A liberação faz parte da chamada saída temporária, benefício previsto na legislação brasileira para presos que cumprem pena em regime semiaberto e apresentam bom comportamento no sistema prisional. A medida permite que os detentos deixem temporariamente as unidades prisionais para manter vínculos familiares e sociais, retornando após o período determinado pela Justiça.

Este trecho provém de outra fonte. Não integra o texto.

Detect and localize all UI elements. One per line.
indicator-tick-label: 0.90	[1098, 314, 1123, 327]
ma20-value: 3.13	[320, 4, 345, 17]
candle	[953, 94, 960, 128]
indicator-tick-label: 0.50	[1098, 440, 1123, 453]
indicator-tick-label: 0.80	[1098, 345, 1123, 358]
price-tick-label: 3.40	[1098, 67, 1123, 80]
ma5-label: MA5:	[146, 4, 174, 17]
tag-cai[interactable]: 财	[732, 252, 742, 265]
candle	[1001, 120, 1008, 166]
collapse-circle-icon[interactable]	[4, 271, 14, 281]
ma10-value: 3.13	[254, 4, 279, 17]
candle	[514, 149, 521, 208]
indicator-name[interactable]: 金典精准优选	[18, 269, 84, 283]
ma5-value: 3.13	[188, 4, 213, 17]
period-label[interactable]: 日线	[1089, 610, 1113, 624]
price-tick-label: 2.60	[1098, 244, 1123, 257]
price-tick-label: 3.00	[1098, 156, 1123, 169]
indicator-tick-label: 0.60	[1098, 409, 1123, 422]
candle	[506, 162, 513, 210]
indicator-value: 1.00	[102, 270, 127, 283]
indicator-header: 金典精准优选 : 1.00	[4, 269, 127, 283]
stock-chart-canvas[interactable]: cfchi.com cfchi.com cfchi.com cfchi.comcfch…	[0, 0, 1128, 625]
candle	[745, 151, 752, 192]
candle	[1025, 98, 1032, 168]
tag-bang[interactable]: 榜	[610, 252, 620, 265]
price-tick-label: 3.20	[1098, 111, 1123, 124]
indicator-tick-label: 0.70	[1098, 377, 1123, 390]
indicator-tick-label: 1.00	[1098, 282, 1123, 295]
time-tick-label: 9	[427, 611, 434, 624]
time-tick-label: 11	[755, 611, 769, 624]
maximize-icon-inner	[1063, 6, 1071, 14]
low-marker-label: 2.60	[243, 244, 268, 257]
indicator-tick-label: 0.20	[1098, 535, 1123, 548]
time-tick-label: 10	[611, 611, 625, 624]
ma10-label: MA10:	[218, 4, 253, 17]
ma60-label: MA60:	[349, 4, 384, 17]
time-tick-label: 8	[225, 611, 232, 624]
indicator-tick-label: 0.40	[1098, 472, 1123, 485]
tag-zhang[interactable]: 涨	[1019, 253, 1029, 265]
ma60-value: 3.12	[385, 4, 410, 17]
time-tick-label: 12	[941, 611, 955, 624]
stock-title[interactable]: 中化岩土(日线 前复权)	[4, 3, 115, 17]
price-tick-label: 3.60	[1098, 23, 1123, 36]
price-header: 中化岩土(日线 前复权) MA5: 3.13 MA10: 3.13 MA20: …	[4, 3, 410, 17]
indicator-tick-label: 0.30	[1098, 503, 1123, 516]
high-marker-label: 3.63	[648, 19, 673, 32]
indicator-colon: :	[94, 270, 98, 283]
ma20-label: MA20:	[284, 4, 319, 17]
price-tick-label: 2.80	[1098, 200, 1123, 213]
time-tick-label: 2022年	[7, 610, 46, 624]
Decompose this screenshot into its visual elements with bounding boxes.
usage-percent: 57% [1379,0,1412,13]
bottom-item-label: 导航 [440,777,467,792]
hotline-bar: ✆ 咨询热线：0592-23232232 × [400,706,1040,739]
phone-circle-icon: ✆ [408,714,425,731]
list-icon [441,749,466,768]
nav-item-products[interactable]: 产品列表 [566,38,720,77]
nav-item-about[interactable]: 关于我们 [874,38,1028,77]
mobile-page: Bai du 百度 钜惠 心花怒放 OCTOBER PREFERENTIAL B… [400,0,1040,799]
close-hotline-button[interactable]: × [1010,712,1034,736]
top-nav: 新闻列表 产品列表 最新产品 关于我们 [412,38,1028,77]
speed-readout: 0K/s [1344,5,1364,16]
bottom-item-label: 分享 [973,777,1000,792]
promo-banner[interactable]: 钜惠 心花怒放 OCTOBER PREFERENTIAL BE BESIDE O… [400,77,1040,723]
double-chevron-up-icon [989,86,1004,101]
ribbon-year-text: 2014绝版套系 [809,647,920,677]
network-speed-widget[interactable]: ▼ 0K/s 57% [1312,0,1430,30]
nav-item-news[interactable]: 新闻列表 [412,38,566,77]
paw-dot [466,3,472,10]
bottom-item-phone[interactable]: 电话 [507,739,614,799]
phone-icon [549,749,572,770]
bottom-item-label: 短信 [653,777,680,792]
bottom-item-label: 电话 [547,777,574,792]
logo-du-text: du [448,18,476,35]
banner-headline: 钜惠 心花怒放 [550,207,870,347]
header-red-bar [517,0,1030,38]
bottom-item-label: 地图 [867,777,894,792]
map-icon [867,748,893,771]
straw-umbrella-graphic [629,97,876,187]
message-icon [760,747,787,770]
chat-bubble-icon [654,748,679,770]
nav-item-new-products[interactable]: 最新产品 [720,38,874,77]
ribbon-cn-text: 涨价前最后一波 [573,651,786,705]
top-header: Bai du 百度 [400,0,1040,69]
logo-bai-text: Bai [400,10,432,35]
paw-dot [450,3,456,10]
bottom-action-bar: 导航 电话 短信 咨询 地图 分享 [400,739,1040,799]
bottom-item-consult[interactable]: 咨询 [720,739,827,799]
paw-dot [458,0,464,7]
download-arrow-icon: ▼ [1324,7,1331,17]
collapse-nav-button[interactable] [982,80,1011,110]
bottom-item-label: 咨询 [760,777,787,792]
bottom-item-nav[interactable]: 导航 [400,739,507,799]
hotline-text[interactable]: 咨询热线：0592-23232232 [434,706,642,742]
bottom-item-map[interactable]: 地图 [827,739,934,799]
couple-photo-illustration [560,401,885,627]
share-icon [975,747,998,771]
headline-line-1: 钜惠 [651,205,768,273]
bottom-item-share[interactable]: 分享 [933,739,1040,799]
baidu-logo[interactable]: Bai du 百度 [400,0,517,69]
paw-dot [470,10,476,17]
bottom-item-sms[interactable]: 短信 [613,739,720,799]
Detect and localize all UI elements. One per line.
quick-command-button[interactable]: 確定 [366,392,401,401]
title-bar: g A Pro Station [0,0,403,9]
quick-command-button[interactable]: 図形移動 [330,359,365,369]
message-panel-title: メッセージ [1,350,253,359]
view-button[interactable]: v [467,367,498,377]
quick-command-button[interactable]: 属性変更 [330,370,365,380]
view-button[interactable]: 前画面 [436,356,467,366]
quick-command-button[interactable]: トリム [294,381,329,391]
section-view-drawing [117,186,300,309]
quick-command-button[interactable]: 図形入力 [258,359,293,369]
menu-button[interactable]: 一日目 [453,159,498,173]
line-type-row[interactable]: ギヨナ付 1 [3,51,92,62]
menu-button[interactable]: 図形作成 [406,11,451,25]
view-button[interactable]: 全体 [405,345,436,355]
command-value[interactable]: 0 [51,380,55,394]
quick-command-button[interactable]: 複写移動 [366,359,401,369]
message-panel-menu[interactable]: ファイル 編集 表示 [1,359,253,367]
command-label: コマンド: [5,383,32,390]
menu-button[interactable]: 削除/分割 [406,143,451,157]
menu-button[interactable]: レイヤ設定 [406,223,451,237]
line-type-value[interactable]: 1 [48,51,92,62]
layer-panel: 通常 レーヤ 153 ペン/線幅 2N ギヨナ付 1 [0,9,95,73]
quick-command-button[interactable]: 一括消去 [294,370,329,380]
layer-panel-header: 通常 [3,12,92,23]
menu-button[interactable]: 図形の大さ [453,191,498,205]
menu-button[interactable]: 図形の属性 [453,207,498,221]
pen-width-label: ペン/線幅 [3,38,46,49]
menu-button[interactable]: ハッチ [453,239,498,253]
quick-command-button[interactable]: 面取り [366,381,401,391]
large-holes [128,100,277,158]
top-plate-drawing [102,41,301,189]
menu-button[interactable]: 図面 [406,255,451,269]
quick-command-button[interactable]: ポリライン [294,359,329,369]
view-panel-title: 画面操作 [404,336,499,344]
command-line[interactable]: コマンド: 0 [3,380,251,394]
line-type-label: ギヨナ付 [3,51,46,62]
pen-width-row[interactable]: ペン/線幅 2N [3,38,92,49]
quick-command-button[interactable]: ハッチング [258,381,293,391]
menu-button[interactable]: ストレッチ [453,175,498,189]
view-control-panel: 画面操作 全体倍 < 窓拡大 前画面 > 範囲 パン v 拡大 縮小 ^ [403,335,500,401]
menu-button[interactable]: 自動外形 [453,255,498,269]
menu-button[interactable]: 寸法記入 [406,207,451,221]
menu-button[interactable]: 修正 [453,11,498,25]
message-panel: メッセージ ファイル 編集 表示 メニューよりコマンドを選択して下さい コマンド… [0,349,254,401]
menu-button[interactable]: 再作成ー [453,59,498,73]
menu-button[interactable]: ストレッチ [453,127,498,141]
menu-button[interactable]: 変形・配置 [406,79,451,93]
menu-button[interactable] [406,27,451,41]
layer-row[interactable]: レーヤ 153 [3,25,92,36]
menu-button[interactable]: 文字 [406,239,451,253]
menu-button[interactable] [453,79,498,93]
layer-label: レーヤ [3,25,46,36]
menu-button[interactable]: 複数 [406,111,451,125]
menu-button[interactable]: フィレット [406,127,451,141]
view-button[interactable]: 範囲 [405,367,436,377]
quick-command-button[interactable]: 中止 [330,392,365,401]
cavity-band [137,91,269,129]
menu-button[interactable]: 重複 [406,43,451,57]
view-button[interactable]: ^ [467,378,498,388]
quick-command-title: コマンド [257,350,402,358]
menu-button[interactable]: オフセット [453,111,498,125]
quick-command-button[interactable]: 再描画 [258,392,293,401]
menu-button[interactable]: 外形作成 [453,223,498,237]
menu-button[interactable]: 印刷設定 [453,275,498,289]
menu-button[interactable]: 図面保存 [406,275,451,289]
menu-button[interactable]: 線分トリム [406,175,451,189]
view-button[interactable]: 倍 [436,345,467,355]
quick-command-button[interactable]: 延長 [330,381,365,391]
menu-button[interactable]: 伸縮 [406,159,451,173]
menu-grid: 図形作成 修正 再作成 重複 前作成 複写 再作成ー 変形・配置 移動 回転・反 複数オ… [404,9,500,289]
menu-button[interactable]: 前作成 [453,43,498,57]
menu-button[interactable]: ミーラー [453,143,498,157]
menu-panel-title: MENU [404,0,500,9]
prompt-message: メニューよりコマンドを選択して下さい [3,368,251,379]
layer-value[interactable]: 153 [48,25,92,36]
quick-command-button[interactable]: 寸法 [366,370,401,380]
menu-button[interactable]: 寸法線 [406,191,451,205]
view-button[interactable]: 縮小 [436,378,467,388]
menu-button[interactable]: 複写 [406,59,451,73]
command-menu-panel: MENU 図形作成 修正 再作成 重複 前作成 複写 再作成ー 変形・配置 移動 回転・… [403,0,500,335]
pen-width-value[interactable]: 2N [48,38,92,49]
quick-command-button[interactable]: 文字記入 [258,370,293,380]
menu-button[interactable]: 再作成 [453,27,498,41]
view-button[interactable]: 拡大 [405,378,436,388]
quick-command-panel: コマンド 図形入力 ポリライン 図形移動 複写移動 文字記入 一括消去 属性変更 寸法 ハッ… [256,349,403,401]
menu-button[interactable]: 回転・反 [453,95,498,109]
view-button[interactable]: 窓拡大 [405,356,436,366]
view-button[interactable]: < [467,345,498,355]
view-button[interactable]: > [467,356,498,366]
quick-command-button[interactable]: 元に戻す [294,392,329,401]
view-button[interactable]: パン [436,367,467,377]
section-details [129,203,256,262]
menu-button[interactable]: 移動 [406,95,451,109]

Presos conhecidos entre os beneficiados
Entre os detentos autorizados a sair temporariamente está Lindemberg Alves, condenado a mais de 90 anos de prisão pela morte de Eloá Cristina Pimentel, em um caso que ganhou repercussão nacional em 2008 após um sequestro que durou cerca de 100 horas em Santo André.
Outro nome conhecido é Walter Delgatti Neto, condenado por invadir sistemas do Conselho Nacional de Justiça (CNJ) e também associado ao caso conhecido como “Vaza Jato”. Segundo informações do sistema penitenciário, esta será a primeira saída temporária de Delgatti, após progressão para o regime semiaberto.
Tremembé concentra a maioria das liberações
A maior parte dos presos autorizados a deixar as unidades prisionais está em Tremembé, município que abriga alguns dos principais presídios do Vale do Paraíba. Somente no Centro de Progressão Penitenciária Dr. Edgard Magalhães Noronha (Pemano), cerca de 2.210 detentos receberam autorização para sair temporariamente.
Também participam da saída temporária presos de unidades localizadas em Potim, São José dos Campos e Caraguatatuba. Já o Centro de Detenção Provisória (CDP) de Taubaté não possui presos aptos a receber o benefício neste período.
Como funciona a saída temporária?
Para ter direito à saída temporária, o detento precisa cumprir parte mínima da pena — geralmente um sexto da condenação para réus primários ou um quarto para reincidentes — além de manter bom comportamento dentro da unidade prisional.
Durante o período fora do presídio, o preso deve cumprir regras estabelecidas pela Justiça, como permanecer no endereço informado e retornar à unidade prisional dentro do prazo determinado, que neste caso se encerra no dia 25 de março.
No estado de São Paulo, a saída temporária costuma ocorrer quatro vezes por ano, geralmente nos meses de março, junho, setembro e dezembro.